Manufacturers of SGADs may be confronted with the demand for a shorter stem allowing the device to be used as an intubation conduit in case a tracheal tube needs to be placed urgently. The authors also opine that a longer stem of SGAD may risk dislocation of the tracheal tube during its insertion through the SGAD. During the designing process of SGADs, the manufacturers usually consider adequate length of SGAD tube which may allow a tight apposition between the cuffed SGAD and glottis (first seal, allowing good ventilation of airway) and a tight apposition to the oesophageal opening (second seal), which may prevent reflux and aspiration of gastric content. In case the SGAD needs to be used as an intubation conduit, dislocation of the tube may be prevented by use of longer exchange bougies.

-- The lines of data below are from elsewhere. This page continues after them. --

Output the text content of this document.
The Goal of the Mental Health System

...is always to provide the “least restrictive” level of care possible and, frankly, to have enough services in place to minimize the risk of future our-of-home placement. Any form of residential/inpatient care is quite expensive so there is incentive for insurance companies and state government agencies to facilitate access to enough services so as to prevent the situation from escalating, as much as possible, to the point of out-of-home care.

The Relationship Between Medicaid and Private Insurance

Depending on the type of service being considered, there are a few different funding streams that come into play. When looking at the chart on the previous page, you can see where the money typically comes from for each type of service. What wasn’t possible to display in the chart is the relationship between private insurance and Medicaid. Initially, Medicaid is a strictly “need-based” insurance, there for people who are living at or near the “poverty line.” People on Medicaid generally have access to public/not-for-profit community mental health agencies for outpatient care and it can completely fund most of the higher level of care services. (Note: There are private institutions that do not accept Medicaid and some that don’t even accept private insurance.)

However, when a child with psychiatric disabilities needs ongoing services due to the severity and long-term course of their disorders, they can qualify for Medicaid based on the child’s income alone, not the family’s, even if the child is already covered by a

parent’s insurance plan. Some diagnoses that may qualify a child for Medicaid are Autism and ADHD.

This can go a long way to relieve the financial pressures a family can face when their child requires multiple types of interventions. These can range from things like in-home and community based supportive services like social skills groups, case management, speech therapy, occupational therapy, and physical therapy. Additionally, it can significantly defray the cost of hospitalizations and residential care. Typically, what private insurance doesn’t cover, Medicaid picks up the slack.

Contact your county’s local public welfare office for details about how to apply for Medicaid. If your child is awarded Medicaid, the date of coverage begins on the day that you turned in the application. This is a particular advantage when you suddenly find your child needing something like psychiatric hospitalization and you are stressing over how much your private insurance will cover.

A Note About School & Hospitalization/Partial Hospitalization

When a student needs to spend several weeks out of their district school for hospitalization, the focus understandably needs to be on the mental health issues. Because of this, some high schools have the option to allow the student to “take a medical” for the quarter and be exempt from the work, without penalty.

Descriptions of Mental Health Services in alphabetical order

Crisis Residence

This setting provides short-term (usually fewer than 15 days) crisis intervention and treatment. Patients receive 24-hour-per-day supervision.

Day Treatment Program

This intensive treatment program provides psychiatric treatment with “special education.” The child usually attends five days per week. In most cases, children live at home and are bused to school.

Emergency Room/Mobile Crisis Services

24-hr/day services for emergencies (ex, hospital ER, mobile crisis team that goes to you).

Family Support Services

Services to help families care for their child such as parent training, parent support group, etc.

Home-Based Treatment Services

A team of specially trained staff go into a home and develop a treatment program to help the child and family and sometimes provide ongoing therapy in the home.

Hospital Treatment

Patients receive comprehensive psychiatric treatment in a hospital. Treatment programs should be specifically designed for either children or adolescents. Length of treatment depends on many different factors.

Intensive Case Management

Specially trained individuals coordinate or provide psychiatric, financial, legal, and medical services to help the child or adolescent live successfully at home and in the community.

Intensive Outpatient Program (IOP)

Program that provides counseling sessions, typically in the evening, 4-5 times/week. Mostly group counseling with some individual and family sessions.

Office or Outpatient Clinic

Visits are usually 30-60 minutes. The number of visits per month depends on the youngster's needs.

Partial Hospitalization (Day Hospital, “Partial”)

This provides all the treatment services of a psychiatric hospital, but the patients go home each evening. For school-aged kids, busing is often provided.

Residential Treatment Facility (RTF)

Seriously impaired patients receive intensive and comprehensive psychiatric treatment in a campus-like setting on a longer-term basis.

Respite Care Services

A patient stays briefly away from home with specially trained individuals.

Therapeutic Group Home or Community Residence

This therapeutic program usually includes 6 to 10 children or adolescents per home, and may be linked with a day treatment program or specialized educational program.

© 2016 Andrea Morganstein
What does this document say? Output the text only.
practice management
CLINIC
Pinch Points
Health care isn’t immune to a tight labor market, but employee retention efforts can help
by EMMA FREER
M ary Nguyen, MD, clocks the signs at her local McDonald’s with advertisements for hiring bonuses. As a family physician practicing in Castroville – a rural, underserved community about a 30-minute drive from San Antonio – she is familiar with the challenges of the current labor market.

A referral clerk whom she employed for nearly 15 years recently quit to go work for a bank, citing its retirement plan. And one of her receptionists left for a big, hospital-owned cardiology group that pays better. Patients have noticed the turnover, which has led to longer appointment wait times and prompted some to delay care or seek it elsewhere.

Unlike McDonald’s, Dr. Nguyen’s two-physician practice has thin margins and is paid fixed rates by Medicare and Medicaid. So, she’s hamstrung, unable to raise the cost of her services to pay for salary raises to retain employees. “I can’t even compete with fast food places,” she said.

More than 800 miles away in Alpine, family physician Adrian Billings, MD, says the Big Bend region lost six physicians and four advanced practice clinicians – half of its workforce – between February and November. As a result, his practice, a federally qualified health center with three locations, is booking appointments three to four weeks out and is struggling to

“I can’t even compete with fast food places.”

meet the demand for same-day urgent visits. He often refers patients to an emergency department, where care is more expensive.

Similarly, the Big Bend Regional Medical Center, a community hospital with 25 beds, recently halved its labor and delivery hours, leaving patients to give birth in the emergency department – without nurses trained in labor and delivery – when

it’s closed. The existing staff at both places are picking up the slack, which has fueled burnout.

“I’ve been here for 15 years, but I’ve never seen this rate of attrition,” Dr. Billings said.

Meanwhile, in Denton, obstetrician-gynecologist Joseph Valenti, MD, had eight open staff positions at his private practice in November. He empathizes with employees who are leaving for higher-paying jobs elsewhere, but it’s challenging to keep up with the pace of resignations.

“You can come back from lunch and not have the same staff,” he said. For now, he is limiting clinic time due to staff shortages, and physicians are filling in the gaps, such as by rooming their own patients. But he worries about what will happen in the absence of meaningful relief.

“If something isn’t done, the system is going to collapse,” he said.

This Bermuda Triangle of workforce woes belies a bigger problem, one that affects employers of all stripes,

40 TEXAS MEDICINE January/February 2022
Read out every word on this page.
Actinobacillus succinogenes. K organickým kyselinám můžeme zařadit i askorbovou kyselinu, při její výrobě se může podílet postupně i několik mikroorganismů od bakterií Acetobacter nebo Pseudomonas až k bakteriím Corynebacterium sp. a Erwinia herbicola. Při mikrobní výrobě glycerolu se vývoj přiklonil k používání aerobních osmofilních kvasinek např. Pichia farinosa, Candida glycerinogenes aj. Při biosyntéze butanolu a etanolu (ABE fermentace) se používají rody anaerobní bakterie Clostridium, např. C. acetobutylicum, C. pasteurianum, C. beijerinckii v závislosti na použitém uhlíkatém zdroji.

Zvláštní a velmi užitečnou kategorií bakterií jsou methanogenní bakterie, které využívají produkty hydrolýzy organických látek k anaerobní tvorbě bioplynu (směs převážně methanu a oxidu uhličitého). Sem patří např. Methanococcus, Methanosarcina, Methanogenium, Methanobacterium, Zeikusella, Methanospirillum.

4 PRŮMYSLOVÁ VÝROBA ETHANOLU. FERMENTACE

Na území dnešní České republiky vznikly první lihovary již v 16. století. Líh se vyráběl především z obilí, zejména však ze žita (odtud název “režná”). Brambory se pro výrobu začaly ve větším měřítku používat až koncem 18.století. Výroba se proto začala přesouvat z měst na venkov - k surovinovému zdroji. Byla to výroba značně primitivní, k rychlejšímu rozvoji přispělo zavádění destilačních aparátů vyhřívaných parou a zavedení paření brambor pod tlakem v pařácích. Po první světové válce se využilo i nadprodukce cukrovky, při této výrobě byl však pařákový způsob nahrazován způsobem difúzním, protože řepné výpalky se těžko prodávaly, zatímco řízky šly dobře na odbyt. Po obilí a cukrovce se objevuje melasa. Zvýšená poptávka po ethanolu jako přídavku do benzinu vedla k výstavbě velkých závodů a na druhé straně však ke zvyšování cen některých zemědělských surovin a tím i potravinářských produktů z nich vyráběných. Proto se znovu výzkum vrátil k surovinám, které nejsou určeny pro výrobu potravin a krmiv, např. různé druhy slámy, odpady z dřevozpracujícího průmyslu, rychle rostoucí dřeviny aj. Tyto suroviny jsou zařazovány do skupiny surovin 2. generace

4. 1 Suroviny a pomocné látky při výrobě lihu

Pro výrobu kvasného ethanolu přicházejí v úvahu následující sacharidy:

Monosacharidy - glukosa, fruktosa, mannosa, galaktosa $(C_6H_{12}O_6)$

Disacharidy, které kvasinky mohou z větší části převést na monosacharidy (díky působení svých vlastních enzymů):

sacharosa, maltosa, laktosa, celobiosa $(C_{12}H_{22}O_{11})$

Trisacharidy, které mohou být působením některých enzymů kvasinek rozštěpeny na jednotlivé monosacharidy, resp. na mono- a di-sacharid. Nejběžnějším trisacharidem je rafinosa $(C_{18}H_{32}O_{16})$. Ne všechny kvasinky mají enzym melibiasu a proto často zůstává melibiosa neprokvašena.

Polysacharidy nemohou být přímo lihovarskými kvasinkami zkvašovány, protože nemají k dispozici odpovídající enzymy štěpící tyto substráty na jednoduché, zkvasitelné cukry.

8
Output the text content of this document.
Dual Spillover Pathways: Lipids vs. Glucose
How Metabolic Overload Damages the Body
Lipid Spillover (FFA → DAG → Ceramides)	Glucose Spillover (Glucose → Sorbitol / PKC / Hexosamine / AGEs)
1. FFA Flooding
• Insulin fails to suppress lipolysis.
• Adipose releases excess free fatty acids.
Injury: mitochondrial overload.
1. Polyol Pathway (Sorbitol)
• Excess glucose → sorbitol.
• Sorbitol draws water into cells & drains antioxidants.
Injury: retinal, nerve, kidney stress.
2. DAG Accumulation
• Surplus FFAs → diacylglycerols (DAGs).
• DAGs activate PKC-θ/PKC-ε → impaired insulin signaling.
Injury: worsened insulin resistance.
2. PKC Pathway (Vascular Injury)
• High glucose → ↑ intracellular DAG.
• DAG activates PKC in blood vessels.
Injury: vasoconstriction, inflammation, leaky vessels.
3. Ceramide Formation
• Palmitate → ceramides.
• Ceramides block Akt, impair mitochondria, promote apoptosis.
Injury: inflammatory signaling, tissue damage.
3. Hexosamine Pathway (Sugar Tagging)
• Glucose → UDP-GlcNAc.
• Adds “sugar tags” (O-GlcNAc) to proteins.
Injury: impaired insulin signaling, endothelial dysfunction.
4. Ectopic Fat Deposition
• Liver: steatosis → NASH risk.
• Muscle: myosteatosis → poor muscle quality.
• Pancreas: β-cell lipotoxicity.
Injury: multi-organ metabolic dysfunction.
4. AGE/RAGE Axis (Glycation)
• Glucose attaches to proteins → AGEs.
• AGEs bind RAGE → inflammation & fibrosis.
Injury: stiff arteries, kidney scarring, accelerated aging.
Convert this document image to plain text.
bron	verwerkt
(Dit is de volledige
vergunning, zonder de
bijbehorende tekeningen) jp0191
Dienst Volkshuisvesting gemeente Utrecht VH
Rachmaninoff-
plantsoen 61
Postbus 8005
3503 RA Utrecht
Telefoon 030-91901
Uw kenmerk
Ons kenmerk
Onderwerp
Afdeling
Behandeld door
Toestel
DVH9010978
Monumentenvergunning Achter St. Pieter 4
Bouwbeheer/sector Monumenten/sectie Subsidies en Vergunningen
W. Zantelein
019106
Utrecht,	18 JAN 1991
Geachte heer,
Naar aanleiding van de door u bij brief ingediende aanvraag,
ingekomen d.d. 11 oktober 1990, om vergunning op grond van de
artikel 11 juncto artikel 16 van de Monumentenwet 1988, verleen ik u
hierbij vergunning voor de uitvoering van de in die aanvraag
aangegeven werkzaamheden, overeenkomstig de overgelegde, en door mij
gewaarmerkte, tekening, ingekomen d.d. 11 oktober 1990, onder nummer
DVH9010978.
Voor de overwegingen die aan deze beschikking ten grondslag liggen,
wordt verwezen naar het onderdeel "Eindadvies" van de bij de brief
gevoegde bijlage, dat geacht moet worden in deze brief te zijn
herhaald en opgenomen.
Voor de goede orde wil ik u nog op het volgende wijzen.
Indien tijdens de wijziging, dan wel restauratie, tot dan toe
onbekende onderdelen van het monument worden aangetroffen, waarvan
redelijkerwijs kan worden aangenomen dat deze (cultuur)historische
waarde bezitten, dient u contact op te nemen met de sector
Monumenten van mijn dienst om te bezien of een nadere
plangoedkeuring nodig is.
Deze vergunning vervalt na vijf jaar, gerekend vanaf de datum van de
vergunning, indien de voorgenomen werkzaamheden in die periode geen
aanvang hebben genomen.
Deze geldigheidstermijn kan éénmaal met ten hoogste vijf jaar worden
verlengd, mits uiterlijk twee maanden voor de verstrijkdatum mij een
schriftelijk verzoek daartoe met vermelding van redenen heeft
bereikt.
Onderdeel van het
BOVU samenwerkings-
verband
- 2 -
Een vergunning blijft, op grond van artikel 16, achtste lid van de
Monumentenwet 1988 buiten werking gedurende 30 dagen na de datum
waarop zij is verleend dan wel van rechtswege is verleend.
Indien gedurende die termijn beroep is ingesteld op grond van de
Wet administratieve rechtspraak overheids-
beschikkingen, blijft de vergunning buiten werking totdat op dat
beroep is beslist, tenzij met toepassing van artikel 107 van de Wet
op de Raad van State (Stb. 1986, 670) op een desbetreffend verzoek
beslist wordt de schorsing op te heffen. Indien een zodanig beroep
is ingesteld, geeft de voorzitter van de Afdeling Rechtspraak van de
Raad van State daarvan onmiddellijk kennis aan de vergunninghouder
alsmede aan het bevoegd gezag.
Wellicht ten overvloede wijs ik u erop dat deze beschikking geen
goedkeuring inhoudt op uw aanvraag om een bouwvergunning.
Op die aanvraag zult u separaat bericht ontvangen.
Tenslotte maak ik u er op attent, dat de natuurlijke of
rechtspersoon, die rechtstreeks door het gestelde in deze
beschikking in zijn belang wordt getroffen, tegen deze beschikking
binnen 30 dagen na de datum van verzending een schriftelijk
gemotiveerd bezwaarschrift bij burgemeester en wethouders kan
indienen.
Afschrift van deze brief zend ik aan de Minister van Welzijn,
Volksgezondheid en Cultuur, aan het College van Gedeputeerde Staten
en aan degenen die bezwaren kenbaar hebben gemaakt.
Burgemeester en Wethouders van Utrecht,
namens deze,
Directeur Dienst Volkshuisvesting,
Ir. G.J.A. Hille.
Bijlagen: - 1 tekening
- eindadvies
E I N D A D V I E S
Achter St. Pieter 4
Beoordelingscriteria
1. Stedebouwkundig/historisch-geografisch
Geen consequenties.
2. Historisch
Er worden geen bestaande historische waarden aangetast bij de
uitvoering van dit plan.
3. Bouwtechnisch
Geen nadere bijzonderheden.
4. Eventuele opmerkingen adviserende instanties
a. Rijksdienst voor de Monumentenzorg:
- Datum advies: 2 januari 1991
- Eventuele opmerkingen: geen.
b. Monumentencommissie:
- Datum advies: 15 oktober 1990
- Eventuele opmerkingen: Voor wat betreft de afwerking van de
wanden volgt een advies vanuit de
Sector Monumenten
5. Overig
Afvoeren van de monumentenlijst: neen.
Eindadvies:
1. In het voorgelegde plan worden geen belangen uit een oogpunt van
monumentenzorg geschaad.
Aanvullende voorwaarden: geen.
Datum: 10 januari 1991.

Authors are aware of one pilot study and three other case series where LMA-P was used [19,20,21,22]. The pilot study involved 29 Asian gynaecological patients undergoing minor operations, breathing spontaneously through a size 3 LMA-P, resulting in a fast insertion of LMA (median time 19 s), an 88.5% first-attempt insertion success rate, adequate OLPs (median 25.5 cmH2O), correct positioning of device using fibreoptic inspection (vocal cords visualized in all subjects), and a postoperative sore throat incidence of 23.1%. Sng et al. [19] only used size 3 LMAs and checked position fibreoptically, thus malpositions may not have been detected adequately. Manufacturer’s guidelines were followed and sizes 4 and 5 were used in most adults in our study, which revealed optimal SGAD positions, with a smaller incidence of sore throat (12%) and a higher mean OLPs (LMA-S 27.7 cm H2O; LMA-P 31.7 cm H2O), the latter much higher than the OLPs obtained by others [23, 24].

This study further shows that LMA-P, successor of LMA-S, offers several advantages in airway management: (a) an all-silicone SGAD does not show proximal cuff folds which are often seen with the PVC version (LMA-P 2% vs. LMA-S 90%) the latter often resulting in leaks as the device does not follow contours of the epiglottis; (b) better anatomical configuration to the patient’s airway due to the flexible silicone LMA-P tube (rigid PVC LMA-S tube lacks flexibility which may fail to adjust to patient’s anatomy of oropharynx); (c) significant increase in mean OLP, which is the gold standard to create a greater barrier to gastric aspiration; and (d) less need for a different size SGAD.

Limitations of this study included: (a) one anaesthetist inserted and checked the position of all SGADs, which may lack generalisability; (b) LMA-P is a bulkier SGAD, hence, insertion and evaluation may be more difficult in patients with limited mouth openings; (c) muscle relaxants were not used in this study, which may influence device insertion and positioning; (d) vision-guided technique may be valuable at the time of insertion of a SGAD, but does not guarantee optimal position during the maintenance of anaesthesia as the position of the epiglottis can change due to inadvertent movement of patient’s head or when one pulls on the SGAD tube; (e) the Caucasian study sample may not be generalisable to other populations; (f) other methods available to further evaluate SGAD positioning were not used (checking the position of the gastric channel, using negative pressure suction, using the passage of a gastric tube via female port or visualization of the oesophagus); and (f) study lacks blind comparison (the study was an open-label trial hence blinding was not possible).

5 Conclusions

The silicone-made LMA-Protector is more flexible and provides higher oropharyngeal leak pressures than the rigid PVC LMA-Supreme. The novel vision-guided ‘insert-detect-correct-as-you-go’ technique of adequately-sized and anatomically correctly-positioned SGADs, promotes the creation of a safe and effective patient airway and reduces the incidence of suboptimal placement thus avoids the need for further fibreoptic evaluation.